Critique Sleeping Beauty

Sortie : 16/11/2011

Note : 7/10

 

Le résumé : Lucy est une jeune fille bien occupée. Etudiante, elle se prostitue à ses heures et accumule les autres petits boulots (serveuse, cobaye en labo…). De temps en temps, elle va voir Birdman, un homme solitaire, comme coincé entre les quatre murs de son appartement. Un jour, elle répond à une annonce étrange : on cherche de jeunes serveuses prêtes à faire le service à table… nues, ou presque. C’est donc en porte-jarretelles et soutien-gorge que Lucy commence son nouveau job. Particulièrement belle et appréciée par la (vieille) gente masculine présente en ces lieux, elle se voit proposer un nouveau statut de belle endormie. Droguée, elle se couche nue entre les draps d’un grand lit, et dort d’un sommeil de plomb. Pendant ce temps, des vieux rentrent dans sa chambre et lui font des choses. Le lendemain, elle ne se souviendra jamais de rien.

Ce que j’ai aimé : Sleeping beauty est un film franchement anxiogène avec, en plus de cela, une petite touche de morbide. Le quotidien de cette Lucy, plutôt sombre et sans la moindre petite touche d’espoir, est un monde auquel on n’a pas vraiment envie de se frotter. C’est pourtant un portrait de femme qui interpelle et qui fascine. Rien n’est jamais dit de manière très claire, on suggère, on fait comprendre, bref : on nous intègre directement dans le récit sans prendre la peine de faire la moindre introduction. Ça permet de faire fonctionner ses méninges.

Le ton est étrange, les plans sont extrêmement longs et peuvent provoquer, selon la sensibilité de chacun, le malaise ou l’ennui le plus profond. Le fait est qu’on se laisse passionner par l’histoire de cette jolie poupée qui ne semble pas consciente de ses dérives. Ici, pas de prise de tête, pas de questionnements existentiels : Lucy n’a pas le choix.

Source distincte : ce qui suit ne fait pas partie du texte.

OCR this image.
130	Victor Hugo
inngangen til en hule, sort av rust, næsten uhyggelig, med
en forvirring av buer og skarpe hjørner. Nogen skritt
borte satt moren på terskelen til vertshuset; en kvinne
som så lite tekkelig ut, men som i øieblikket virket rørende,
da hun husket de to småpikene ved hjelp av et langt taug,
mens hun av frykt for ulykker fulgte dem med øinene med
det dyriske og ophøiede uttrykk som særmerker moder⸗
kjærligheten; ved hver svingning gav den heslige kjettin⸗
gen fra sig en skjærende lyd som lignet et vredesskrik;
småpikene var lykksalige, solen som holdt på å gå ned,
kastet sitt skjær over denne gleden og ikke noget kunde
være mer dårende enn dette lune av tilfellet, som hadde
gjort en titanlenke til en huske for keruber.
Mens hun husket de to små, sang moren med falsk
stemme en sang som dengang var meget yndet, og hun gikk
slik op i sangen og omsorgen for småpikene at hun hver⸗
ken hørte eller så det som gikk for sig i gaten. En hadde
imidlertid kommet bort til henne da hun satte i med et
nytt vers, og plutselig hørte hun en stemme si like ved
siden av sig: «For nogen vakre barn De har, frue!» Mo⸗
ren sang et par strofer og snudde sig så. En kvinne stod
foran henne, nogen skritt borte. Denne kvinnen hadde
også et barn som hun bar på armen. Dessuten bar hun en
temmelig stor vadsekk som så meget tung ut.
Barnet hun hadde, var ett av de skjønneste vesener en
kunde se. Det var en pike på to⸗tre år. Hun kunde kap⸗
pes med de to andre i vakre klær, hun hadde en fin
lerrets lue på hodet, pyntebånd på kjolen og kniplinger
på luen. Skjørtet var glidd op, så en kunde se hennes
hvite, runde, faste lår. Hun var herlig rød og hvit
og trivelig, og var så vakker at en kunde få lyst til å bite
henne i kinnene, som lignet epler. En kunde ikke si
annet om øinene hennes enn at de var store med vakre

Ce que je n’ai pas aimé : Sleeping beauty est un film dépouillé ce qui a du bon, comme du mauvais. Paradoxalement, cette sobriété donne de l’intensité à certaines scènes mais en rend d’autres terriblement longues. Dans ce film, on parle finalement peu. Lucy ne parle pas avec ses clients mais les entraine dans sa chambre. Elle ne parle pas, ou très peu avec son ami/amant Birdman qu’elle vouvoie et à qui elle sert des bols de céréales à la vodka (les seuls moments tendres du film). Elle ne parle pas du tout quand elle se retrouve dans le rôle d’une belle au bois dormant désirable et intouchable à la fois : les hommes qui la visitent dans sa chambre n’ont pas le droit de coucher avec elle (mais à part ça, peuvent faire tout ce qu’ils veulent).

Je m’attendais à un film relativement érotique. Sleeping beauty reste sage, très sage, trop élégant pour être provoquant. Notons également qu’il ne met en scène que de vieux pervers et qu’il est assez dégoutant sur les bords de voir ces vieux corps se presser sur le corps jeune et ferme de Lucy. Voir de telles scènes laisse un goût amer en bouche mais cela étant, la jeune Emily Browning révèle ici qu’elle est bien plus qu’une petite minette vouée aux rôles d’évaporées. Avec son teint diaphane et ses grands yeux, elle est à la fois l’innocente et la trainée de service. Difficile de se faire un avis clair sur son personnage qui reste toujours très lointain, impalpable.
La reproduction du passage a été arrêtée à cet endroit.